Aqueous Mice Outbreak In Vietnam

In the mountains of Northern Vietnam, near the Chinese and Laotian borders, there has been an outbreak of aqueous animals, especially aqueous mice. This has doubtless been triggered by the local wet season and runs the risk of causing incredible damage to the local food web.

Aqueous animals look identical to their solid counterparts, except they are apparently a translucent liquid. A myth about these unusual creatures suggest that they are formed from homeopathic principles, so that a tiny particle of mouse, deer, or whichever animal is swept up in a large volume of water and vibrated in just the right way so that the “memory” of the animal is retained by that water. Under certain unusual circumstances the memory of the mouse can then concentrate inside that large body of water and reform in an aqueous body. This is ridiculous of course, as homeopathy is bunk. In fact aqueous animals are a kind of incredibly rare cryptid micro-organism: a paranormal slime mould.

Aqueous Mouse

Mundane slime moulds are interesting organisms in their own right, as they live as individual amoeboids during good times, but come together to form swarms during times of food scarcity, and can even learn their way around mazes. In some species individuals will sacrifice themselves so that other cells can form spores and escape to other more productive environments. The cryptid species are similar, except that instead of pulsating tendrils or slug-like masses they swarm and replicate the nearest mammal. Other animals, like insects or birds, are ignored. Aside from their liquid appearance these aqueous animals replicate the behaviour of the originals in all respects, travelling, finding food, etc. In periods where many aqueous animals form they can devastate local ecosystems, as they eat the food the mundane animals would have otherwise eaten, but cannot be eaten by predators, breaking the food chain in two directions. Aqueous animals aren’t inedible (although they do not taste of much), but upon death they splash apart into their constituent cells, depriving the predator of a meal.

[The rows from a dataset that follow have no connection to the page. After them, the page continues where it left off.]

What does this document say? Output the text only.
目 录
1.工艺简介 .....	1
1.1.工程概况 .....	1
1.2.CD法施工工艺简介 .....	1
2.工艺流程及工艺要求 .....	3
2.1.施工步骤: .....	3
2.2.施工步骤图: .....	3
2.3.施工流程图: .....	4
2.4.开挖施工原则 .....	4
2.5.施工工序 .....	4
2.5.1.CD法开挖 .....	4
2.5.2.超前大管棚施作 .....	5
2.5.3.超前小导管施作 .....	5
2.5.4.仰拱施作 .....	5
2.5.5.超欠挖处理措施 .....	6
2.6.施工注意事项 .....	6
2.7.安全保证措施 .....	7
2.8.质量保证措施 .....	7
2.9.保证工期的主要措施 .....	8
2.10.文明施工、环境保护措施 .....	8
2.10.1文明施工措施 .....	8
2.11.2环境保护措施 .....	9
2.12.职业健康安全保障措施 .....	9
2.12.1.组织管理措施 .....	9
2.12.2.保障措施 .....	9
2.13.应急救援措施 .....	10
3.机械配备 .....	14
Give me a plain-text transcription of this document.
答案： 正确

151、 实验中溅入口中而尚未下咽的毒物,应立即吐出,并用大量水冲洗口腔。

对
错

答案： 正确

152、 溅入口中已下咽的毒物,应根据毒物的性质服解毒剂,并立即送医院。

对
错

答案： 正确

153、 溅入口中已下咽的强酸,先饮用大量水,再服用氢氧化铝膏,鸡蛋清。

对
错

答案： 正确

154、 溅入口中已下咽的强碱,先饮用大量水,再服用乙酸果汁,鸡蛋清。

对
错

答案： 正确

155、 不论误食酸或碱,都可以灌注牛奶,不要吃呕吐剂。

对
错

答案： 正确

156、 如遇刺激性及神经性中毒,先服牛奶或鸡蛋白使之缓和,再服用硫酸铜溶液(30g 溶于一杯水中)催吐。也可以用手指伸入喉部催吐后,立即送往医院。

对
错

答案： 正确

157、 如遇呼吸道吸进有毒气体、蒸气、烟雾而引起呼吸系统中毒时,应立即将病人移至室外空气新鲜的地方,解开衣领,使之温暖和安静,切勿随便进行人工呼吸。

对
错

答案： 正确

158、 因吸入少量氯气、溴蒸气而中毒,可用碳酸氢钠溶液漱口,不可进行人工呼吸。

After travelling far from their initial position, and eating and growing in size, the aqueous animal will sporulate, forming bizarre, short-lived structures which look like a hybrid plant/animal/fungus. These spores can be carried by the wind for a very long time and will only germinate upon finding suitable ground. Some people have been able to keep aqueous animals in their animal state essentially indefinitely by feeding them a precise amount which will neither starve nor grow the swarm. They are difficult and expensive pets, but at least one rapper has boasted of keeping one.

Vietnamese government has taken the threat seriously, which is commendable, but their method of shooting and dispersing the swarms risks short termism. The aqueous swarms will reform next wet season and continue to do so until a more permanent solution is found.

The image above shows a partially-formed example of an aqueous mouse.